Le secteur privé a un rôle déterminant à jouer. L’excellence des écosystèmes d’innovation allemand et israélien est grandement attribuable à l’importance de la collaboration entre les universités et l’industrie dans ces pays. Le mentorat dans l’industrie et la diffusion d’information permettent aux chercheurs universitaires de connaître les besoins en recherche appliquée. Des collaborations novatrices émergent lorsque les domaines présentant des avantages et des éléments communs sont définis.

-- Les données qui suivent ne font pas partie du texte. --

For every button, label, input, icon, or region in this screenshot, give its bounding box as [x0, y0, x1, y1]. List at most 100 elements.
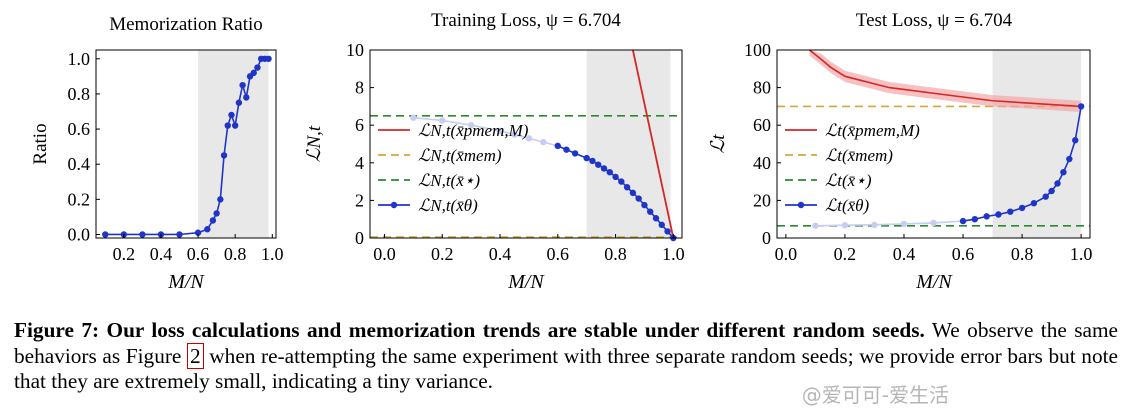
theta-point: [658, 221, 665, 229]
theta-point: [652, 215, 660, 222]
y-tick-label: 8: [355, 78, 364, 98]
x-tick-label: 0.2: [431, 244, 454, 264]
theta-point: [220, 152, 228, 159]
theta-point: [1060, 169, 1067, 176]
theta-point: [540, 138, 547, 146]
panel3-y-ticks: 0 20 40 60 80 100: [744, 40, 781, 248]
x-tick-label: 0.0: [373, 244, 396, 264]
theta-point: [228, 111, 235, 119]
panel1-plot-area: [102, 55, 272, 238]
pmem-series-line: [808, 49, 1082, 108]
theta-point: [1072, 137, 1079, 144]
legend-label: ℒN,t(x̄pmem,M): [418, 121, 529, 140]
panel3-shaded-region: [992, 50, 1082, 238]
theta-segment: [874, 223, 904, 226]
legend-label: ℒt(x̄θ): [825, 196, 870, 215]
panel2-title: Training Loss, ψ = 6.704: [431, 10, 621, 31]
theta-point: [209, 217, 217, 224]
theta-point: [204, 226, 211, 233]
x-tick-label: 0.0: [775, 244, 798, 264]
theta-segment: [470, 124, 501, 132]
theta-point: [250, 69, 257, 77]
theta-point: [511, 131, 518, 138]
x-tick-label: 1.0: [662, 244, 685, 264]
panel2-x-ticks: 0.0 0.2 0.4 0.6 0.8 1.0: [373, 234, 685, 264]
panel1-x-ticks: 0.2 0.4 0.6 0.8 1.0: [113, 234, 284, 264]
pmem-error-band: [809, 50, 1082, 113]
theta-segment: [223, 125, 229, 156]
panel-test-loss: Test Loss, ψ = 6.704 0.0 0.2 0.4 0.6 0.8 1.0 …: [708, 10, 1092, 293]
theta-point: [1018, 204, 1026, 212]
y-tick-label: 0: [355, 228, 364, 248]
theta-point: [563, 146, 570, 153]
caption-text-2: when re-attempting the same experiment w…: [14, 343, 1118, 394]
legend-label: ℒN,t(x̄θ): [418, 196, 478, 215]
y-tick-label: 20: [753, 190, 771, 210]
legend-label: ℒt(x̄mem): [825, 146, 893, 165]
theta-point: [629, 189, 637, 197]
theta-point: [102, 231, 109, 238]
panel3-title: Test Loss, ψ = 6.704: [856, 10, 1013, 31]
y-tick-label: 6: [355, 115, 364, 135]
panel3-frame: [776, 49, 1091, 239]
theta-point: [1030, 200, 1038, 207]
theta-segment: [1074, 106, 1082, 141]
y-tick-label: 0.8: [68, 84, 91, 104]
theta-point: [231, 122, 239, 129]
x-tick-label: 1.0: [261, 244, 284, 264]
theta-point: [1054, 180, 1061, 187]
figure-caption: Figure 7: Our loss calculations and memo…: [14, 318, 1118, 395]
y-tick-label: 0.4: [68, 154, 91, 174]
theta-point: [410, 114, 417, 121]
theta-point: [1048, 187, 1055, 195]
x-tick-label: 0.4: [489, 244, 512, 264]
figure-7-panels: Memorization Ratio 0.2 0.4 0.6 0.8 1.0 0.00.…: [30, 10, 1092, 293]
legend-marker: [797, 201, 805, 209]
y-tick-label: 40: [753, 153, 771, 173]
theta-point: [243, 94, 250, 101]
panel1-frame: [95, 49, 277, 239]
legend-label: ℒt(x̄⋆): [825, 171, 872, 190]
y-tick-label: 10: [346, 40, 364, 60]
theta-point: [583, 154, 590, 162]
y-tick-label: 0: [762, 228, 771, 248]
panel3-plot-area: [777, 49, 1090, 229]
theta-point: [176, 231, 183, 238]
theta-point: [213, 210, 220, 217]
y-tick-label: 60: [753, 115, 771, 135]
theta-point: [900, 220, 908, 228]
legend-label: ℒN,t(x̄⋆): [418, 171, 480, 190]
x-tick-label: 0.2: [834, 244, 857, 264]
theta-point: [618, 178, 625, 185]
figure-reference-link[interactable]: 2: [187, 342, 204, 369]
panel2-plot-area: [370, 49, 682, 242]
theta-segment: [903, 222, 934, 225]
y-tick-label: 4: [355, 153, 364, 173]
y-tick-label: 0.6: [68, 119, 91, 139]
y-tick-label: 100: [744, 40, 771, 60]
panel3-ylabel: ℒt: [708, 134, 729, 154]
theta-segment: [413, 116, 443, 122]
theta-segment: [442, 119, 472, 126]
theta-point: [571, 150, 579, 157]
panel2-y-ticks: 0 2 4 6 8 10: [346, 40, 374, 248]
panel1-ylabel: Ratio: [30, 123, 51, 164]
theta-point: [983, 213, 990, 220]
caption-text-1: We observe the same behaviors as Figure: [14, 318, 1118, 368]
theta-segment: [933, 220, 964, 224]
panel2-title-text: Training Loss, ψ = 6.704: [431, 10, 621, 31]
y-tick-label: 2: [355, 190, 364, 210]
watermark: @爱可可-爱生活: [801, 383, 949, 407]
y-tick-label: 0.0: [68, 224, 91, 244]
theta-point: [265, 55, 272, 62]
theta-point: [467, 122, 475, 129]
theta-point: [623, 184, 631, 191]
panel2-shaded-region: [586, 50, 671, 238]
theta-point: [635, 195, 642, 202]
x-tick-label: 0.4: [150, 244, 173, 264]
panel3-legend: ℒt(x̄pmem,M) ℒt(x̄mem) ℒt(x̄⋆) ℒt(x̄θ): [785, 121, 920, 215]
caption-label: Figure 7:: [14, 318, 100, 342]
panel-training-loss: Training Loss, ψ = 6.704 0.0 0.2 0.4 0.6 0.8…: [304, 10, 685, 293]
theta-point: [217, 196, 224, 203]
legend-label: ℒN,t(x̄mem): [418, 146, 502, 165]
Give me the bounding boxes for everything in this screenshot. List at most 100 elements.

Quelles leçons le Canada peut-il tirer de ce dialogue? Manuel Trajtenberg, ancien président du comité de planification et d’élaboration du budget du conseil de l’éducation supérieure d’Israël, a reconnu qu’aucun pays ne peut simplement calquer des politiques étrangères. Il a cependant conseillé vivement au Canada de « libérer le génie entrepreneurial » en suivant l’exemple d’Israël, et de créer des établissements qui permettent aux meilleurs et aux plus brillants de faire preuve d’innovation, qui sont ouverts au changement et qui inculquent aux jeunes une attitude dynamique.

Le Canada ne doit pas complètement changer de cap pour favoriser la réussite de son système d’innovation. Il lui faut néanmoins rassembler les bonnes personnes, soutenir leurs efforts créatifs, prendre des risques et faire connaître les réalisations en recherche et en innovation à tous les Canadiens.